Monday, 6th February 2012

Interview: Joseph V. Melillo, BAM

Posted on 09. Aug, 2009 by Howard Pitsch in Hope and Vision

Queried from their vantage points, throughout the Hill and beyond, we feel we can tell that these chieftans of insight know exactly where they’re headed. It’s good to keep abreast with what’s happening. Joseph V. Melillo is the Executive Producer at Brooklyn Academy of Music.

Q. Hope you break a leg! You know that old saw means a wish for good luck on stage. With today’s money crunch, how will BAM (Brooklyn Academy of Music) break a leg for continued funding?

Artistic and capital expansion of the BAM Next Stage Campaign will come from corporate and private contributions, along with major support from the City and the State. The BAM Endowment Fund supports our programs and operations. Specific funds are dedicated to BAM’s mainstage, education, and community initiatives. As BAM’s Endowment grows through the Campaign, so will the impact on supporting BAM programs via increased distribution.

Q. How do you get BAM’s facilities ready for some truly monumental staging? I think of Pina Bausch’s mountain of roses an actor skied down, or a long glass water tank where the Icelandic troupe swam about.

Last year we saw stage configurations that ranged from the cascading web of ropes from which James Thierree’s entire cast was suspended in Au Revoir Parapluie, to the starkly bare stage of Athol Fugard, John Kani, and Winston Ntshona’s Sizwe Banzi Is Dead. All design elements that you’ll see at BAM represent decisions that have been made for artistic reasons – these aren’t merely for show, but are environments that are created to elucidate the broader themes of the performance.

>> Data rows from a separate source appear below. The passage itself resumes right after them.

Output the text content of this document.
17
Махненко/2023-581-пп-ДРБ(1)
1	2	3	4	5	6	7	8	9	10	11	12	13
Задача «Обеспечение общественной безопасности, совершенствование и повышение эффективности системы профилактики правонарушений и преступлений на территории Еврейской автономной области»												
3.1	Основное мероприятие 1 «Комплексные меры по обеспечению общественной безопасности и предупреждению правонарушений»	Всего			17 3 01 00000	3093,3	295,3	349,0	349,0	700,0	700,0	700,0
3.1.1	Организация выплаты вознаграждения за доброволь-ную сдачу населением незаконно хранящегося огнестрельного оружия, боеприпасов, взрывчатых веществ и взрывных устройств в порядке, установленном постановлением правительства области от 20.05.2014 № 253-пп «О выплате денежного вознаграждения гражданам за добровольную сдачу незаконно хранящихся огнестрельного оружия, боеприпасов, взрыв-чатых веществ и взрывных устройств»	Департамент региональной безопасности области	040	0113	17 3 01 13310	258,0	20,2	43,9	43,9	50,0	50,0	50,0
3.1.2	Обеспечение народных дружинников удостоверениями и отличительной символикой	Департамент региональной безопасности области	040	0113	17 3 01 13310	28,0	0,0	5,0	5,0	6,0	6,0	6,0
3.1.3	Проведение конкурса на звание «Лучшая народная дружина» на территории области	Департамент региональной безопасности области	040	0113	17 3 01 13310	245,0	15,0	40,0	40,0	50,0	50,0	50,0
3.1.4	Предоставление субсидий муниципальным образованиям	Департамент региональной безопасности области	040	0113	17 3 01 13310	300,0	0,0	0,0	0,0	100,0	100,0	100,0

Q. Allright, but the effects are sometimes eye-popping.

BAM’s Production team are pros at production challenges that they attack with relish. Once a production supervisor receives an assignment for the season, months before a production’s arrival in Brooklyn, intense conversations begin with the company’s technical staff about the myriad logistical and safety considerations. No matter how fantastical the production may appear to an audience, what ends up on stage is a very carefully controlled environment.

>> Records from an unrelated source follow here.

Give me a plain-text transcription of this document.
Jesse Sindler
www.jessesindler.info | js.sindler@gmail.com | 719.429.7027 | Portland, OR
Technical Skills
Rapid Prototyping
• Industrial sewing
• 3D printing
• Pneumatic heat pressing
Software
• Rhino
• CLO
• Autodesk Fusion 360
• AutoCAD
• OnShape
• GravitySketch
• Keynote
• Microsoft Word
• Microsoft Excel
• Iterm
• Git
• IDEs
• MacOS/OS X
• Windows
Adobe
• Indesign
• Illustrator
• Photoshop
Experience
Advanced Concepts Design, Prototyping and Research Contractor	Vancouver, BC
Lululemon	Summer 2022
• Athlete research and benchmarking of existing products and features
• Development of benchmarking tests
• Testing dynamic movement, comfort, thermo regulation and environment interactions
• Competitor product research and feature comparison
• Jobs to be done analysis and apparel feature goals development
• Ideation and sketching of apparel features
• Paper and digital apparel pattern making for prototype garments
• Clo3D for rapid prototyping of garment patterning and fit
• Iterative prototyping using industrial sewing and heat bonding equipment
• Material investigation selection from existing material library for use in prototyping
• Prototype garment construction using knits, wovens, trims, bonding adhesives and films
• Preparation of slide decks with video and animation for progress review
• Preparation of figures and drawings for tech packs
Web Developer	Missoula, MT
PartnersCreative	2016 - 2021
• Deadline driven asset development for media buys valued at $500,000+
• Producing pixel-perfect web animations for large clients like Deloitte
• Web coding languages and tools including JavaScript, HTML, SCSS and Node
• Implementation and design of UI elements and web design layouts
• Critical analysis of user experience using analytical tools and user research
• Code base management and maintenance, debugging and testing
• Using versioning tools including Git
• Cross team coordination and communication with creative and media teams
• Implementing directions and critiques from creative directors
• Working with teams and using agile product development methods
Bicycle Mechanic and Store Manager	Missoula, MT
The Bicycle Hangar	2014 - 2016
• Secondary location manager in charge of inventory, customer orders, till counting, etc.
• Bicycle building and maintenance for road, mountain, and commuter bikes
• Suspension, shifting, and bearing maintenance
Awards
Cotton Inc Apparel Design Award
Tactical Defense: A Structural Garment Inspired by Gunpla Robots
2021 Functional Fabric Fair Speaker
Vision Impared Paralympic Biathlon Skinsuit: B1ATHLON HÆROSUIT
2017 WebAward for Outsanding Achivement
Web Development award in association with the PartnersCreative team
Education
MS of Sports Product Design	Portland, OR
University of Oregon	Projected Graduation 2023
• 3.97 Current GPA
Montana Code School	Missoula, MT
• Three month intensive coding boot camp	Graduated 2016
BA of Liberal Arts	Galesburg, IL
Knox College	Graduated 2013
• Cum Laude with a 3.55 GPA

Q. As Executive Producer, what are your yardsticks in scouting performances to appeal to the New York audience?

There’s no checklist for saying a production will succeed here at BAM. But there are qualities I look for – a production that reveals an artist’s innovation and willingness to take risks, and one which will provoke a discovery for the audience.

Q. How do you choose BAM performances – through agents, word of mouth, or media reviews, or…?

All the above, and more. I certainly depend on a vast network of eyes and ears to keep me aware of new artists and new productions. It’s a network of fellow presenters, journalists and critics, artists, and friends who are familiar with BAM’s aesthetic, people who have a keen sense of what will contribute distinctively to a BAM season. It’s then my duty to compose a season that makes sense artistically, that represents of the most exciting work on a global level.

Q. Do you personally see presentations before making judgments, whether it be the UK, Europe, Africa, Asia?

I feel it is vitally important to see performances in a theater, in the company of an audience. While DVDs and CDs are great introductions to an artist’s or a company’s work, there is no substitute for the experience of sitting in a dark theatre. And while I’m on the road the better part of the year, traveling to the far reaches of the globe, it is sometimes not physically possible for me to see everything that I bring to BAM. But that this is the exception, not the rule.

Q. Any closing thoughts – pro or con – about Fort Greene as a locale, and how you fit into it?

BAM has been a fixture in Fort Greene for over 100 years. The institution is inseparable from the neighborhood, and we will continue to grow and change together. Ten years ago, BAM introduced BAM Rose Cinemas and BAM cafe to Fort Greene – one is an excellent facility for first-run and repertory films, and the other is a popular gathering place to enjoy free live music on weekends. Together, they are the primary ways that new audience members discover BAM.

Q. How do you prophesy BAM and the Cultural District in Fort Greene as we move on?

Ten years from now, the BAM Richard B. Fisher building will be active, providing a new home for BAM’s programming, for the activities of our Education & Humanities Department, and for low-cost community rental. I am thrilled about the new building (former Salvation Army structure in Ashland Place) and the significant contribution that it will represent for the community.